The final product is an insight journal that is as much a philosopher’s notebook as a design guide, (see this pdf for a partial look) was delivered to the team early in the process. It triggered some heavy thinking. “I know it sounds lofty, but it became clear that the primary deep meaning for this building is transformation– people that come to this building are expecting that their lives are going to be transformed from an unbalanced state to a balanced state,” says Powers. “Even when the outcome is death. We wanted to build a building that would support all the emotional processes.” More at

They sweated the small stuff: the hospital now has individual patient rooms with individual temperature controls, places for both parents to sleep, and beds offering adjustable heights because kids reported feeling more vulnerable when adults loomed over them. Fun artwork and beautiful colors abound. And the transformation theme starts early–the first thing kids see when they arrive is a “transformation corridor,” linking the garage to the hospital, with murals on the floor representing the change of the seasons, and butterflies transforming on the walls. (One element that got nixed were shadow boxes that kids could decorate outside of their rooms, sort of like the hospital version of decorating your own locker.)

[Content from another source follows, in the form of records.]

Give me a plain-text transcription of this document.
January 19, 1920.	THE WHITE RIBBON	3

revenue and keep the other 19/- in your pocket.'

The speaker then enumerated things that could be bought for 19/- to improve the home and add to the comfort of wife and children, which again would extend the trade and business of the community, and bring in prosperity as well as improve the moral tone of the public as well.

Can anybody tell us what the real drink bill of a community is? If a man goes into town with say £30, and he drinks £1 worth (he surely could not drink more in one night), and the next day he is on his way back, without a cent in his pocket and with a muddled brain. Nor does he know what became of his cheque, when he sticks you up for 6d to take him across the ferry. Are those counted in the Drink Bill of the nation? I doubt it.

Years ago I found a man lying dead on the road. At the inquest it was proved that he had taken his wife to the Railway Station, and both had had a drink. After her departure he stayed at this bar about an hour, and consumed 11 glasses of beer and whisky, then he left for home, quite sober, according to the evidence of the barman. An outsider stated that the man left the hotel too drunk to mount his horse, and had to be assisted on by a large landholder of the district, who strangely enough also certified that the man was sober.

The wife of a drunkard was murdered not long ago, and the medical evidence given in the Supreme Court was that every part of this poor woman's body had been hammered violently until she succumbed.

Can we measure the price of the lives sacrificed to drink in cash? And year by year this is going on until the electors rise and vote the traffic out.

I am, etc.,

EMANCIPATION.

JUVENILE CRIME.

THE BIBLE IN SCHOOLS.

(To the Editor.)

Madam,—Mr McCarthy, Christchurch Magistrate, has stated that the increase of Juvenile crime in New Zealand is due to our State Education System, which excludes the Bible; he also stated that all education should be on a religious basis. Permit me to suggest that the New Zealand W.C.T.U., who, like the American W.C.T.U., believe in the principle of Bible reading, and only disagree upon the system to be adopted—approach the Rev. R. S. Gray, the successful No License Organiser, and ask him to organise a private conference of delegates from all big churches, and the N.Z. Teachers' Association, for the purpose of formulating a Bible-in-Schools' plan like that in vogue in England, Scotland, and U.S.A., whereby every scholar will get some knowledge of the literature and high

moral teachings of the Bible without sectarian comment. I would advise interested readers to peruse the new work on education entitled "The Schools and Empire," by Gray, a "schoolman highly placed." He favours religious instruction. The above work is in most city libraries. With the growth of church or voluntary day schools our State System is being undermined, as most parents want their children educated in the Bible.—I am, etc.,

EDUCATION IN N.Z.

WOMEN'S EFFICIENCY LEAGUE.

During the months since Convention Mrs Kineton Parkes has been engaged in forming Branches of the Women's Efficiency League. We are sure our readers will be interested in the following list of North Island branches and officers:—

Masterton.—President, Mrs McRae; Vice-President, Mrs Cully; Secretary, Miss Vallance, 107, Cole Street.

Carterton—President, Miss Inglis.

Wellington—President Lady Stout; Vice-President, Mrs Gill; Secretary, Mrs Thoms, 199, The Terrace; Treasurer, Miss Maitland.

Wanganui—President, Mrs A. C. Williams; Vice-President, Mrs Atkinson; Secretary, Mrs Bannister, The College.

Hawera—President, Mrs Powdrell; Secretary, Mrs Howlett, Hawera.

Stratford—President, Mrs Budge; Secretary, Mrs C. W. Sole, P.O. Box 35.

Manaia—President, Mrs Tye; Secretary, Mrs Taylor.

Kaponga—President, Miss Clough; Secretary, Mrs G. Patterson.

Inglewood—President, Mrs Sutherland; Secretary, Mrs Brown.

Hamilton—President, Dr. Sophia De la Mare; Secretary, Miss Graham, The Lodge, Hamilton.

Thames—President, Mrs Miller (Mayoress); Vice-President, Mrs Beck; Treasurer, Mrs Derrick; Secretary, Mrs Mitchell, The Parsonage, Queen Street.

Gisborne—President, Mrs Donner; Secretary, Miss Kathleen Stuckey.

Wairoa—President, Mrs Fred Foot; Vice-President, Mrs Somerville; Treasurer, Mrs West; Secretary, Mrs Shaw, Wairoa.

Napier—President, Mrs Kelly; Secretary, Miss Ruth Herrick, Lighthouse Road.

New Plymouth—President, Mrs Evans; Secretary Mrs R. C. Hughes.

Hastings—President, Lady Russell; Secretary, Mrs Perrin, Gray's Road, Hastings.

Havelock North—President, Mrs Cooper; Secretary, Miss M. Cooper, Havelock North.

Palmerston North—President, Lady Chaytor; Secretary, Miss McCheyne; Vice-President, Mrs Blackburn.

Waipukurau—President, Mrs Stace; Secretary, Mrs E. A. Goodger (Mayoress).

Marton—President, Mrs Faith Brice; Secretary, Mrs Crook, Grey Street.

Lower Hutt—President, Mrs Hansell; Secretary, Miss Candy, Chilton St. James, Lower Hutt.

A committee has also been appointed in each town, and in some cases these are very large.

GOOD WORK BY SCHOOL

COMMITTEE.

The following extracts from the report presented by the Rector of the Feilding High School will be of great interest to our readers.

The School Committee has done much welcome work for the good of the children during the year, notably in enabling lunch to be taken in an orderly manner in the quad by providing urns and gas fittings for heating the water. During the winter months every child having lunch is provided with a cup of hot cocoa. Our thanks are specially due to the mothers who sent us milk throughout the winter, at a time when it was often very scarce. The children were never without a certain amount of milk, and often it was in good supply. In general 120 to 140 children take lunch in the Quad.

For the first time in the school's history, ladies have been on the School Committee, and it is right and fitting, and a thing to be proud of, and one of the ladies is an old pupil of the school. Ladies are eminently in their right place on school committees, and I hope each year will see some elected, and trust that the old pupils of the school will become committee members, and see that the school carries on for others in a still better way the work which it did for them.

But some of the bigger adjustments are on the inside. Most of the traditionally patient-oriented areas like lounges and chapels are typically placed near the lobby of a hospital, making them more marketing features than anything else. “Patients felt exposed,” says Astorino. “Those are ‘wow factor’ items that don’t help the healing process.” Instead, the team created a town square/atrium on the sixth floor, where patients and staff can gather, play, even watch movies from a 40 foot projection screen, rolling up in wheelchairs to the railing if they need to. No one from the public is mixed in. Adjacent to the atrium is a healing garden, a rooftop where both patients and staff can easily “leave the hospital” safely to decompress and reflect.


The response has been overwhelmingly positive, but the team is eager to link design to healing rates and better outcomes–the first round of data is expected in August. They are cautiously optimistic. “One patient’s mother told the hospital CEO that she got the best night sleep she’d had in years,” says Powers. “That’s got to be a good sign.”